Because laser diode bars have been limited in power output, even with cooling slabs as shown in FIG. 2, additional attempts have been made to increase the intensity and fluences of outputs from such diode bars. For example, laser bars have been placed adjacent to one another or stacked in stacked laser diode bar assemblies. One example of a stacked laser diode bar assembly is shown in FIG. 3.
FIG. 3 is a perspective view of a stack 300 of diode bar and cooling slab units shown in FIG. 2. Multiple diode bars 301 with emitters 302 are mounted in between cooling slabs 330 in a modular arrangement. Cooling passages or channels 332 and 334 may be included for liquid heat transfer. Spacers 340 may be present to facilitate alignment of the diode bars 301 and cooling slabs 330.

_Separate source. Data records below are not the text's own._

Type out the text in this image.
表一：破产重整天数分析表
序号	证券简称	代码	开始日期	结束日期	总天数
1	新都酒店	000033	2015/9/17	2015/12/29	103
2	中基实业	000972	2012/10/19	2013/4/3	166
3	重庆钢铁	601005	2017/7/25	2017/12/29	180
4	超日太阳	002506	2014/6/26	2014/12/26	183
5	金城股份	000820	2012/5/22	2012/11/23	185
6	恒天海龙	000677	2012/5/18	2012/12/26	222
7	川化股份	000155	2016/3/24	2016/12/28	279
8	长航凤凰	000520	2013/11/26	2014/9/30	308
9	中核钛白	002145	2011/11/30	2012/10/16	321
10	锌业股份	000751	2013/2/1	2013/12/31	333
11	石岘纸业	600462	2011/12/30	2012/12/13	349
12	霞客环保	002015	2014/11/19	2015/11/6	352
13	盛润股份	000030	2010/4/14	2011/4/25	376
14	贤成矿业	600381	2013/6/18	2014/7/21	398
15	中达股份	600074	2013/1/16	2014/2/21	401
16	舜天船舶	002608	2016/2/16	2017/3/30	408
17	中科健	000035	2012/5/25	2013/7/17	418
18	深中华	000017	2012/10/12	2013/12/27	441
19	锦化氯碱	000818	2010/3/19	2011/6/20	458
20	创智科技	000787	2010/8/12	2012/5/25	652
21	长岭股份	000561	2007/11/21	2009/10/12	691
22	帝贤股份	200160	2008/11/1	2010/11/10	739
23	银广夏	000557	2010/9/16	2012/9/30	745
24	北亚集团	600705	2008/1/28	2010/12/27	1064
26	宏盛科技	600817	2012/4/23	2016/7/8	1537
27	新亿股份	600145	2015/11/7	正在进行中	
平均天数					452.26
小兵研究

For certain applications, such as when used for optical excitation means or as a pump source, it may be desirable for a light source to produce light that has a high brightness. The brightness of a given light source, for example a laser diode or diode bar 301, is described by the brightness equation in Equation (1):B=P/(A*Ω)  (1)
In Equation 1, B is the brightness of the light source, P is the power output of the particular light source, Ω is the solid angle of the beam divergence, and A is the area of the light source. The brightness of a given light source consequently includes a power component, an area component and a divergence component. Typical units of measure are Watts for P, steradians (ster) for Ω, cm2 for A, and Watts/cm2/ster for B.
One limitation of the attainable brightness of stacked laser bar assemblies, such as 300, is the spacing or “pitch” between laser bars in the particular stack. According to Equation 1, the brightness of a laser diode bar and stacks of such diode bars is reduced by the percentage of non-light-emitting area of the structure outside the diode emitters. The ratio of the total emitter area compared to the total area of a stack is sometimes referred to as the fill factor of the diode stack.
With continued reference to FIG. 3, the non-light-emitting area of the diode bar stack 300 includes the space between emitters 302 in a particular diode bar and the space between adjacent diode bars. The space between adjacent diode bars, and therefore the fill factor, is primarily determined by the need to remove waste heat from the laser diodes. Without proper heat removal, the lifetime of the laser diode components are shortened, and wavelength fluctuations may occur over time. Currently, in systems that employ continuous wave (CW) diode bars, power densities about 200 W/cm2 can be achieved, but this power density is currently limited to this amount, since the diode bars cannot be placed much closer together than 1–3 mm, for a 60 W diode bar, due to thermal management concerns.
FIG. 4 is a perspective view of an alternate prior art diode bar stack 400 including a cooling slab 420. Each of the diode bars 402 includes a number of emitters 404. The diode bars 402 are separated by copper plates 406 that may act as heat spreaders and as electrical or ohmic contacts for the diode bars 402. The multiple diode bars 402 are mounted on the cooling slab 420 in an orientation where the diode outputs (not shown) are perpendicular to the cooling slab 420. A substrate is positioned between the diode bars and the cooling slab 420, and the substrate typically includes electrical conductors 408 and electrical insulators 410 to facilitate current flow through the active regions of the diode bars 402.
Prior art diode stacks such as those shown in FIG. 3 and FIG. 4 may have low fill factors when designed for high-power operation and consequently may produce a light output that has a relatively low brightness and/or fluence for the total area of the diode stack and for a given applied power.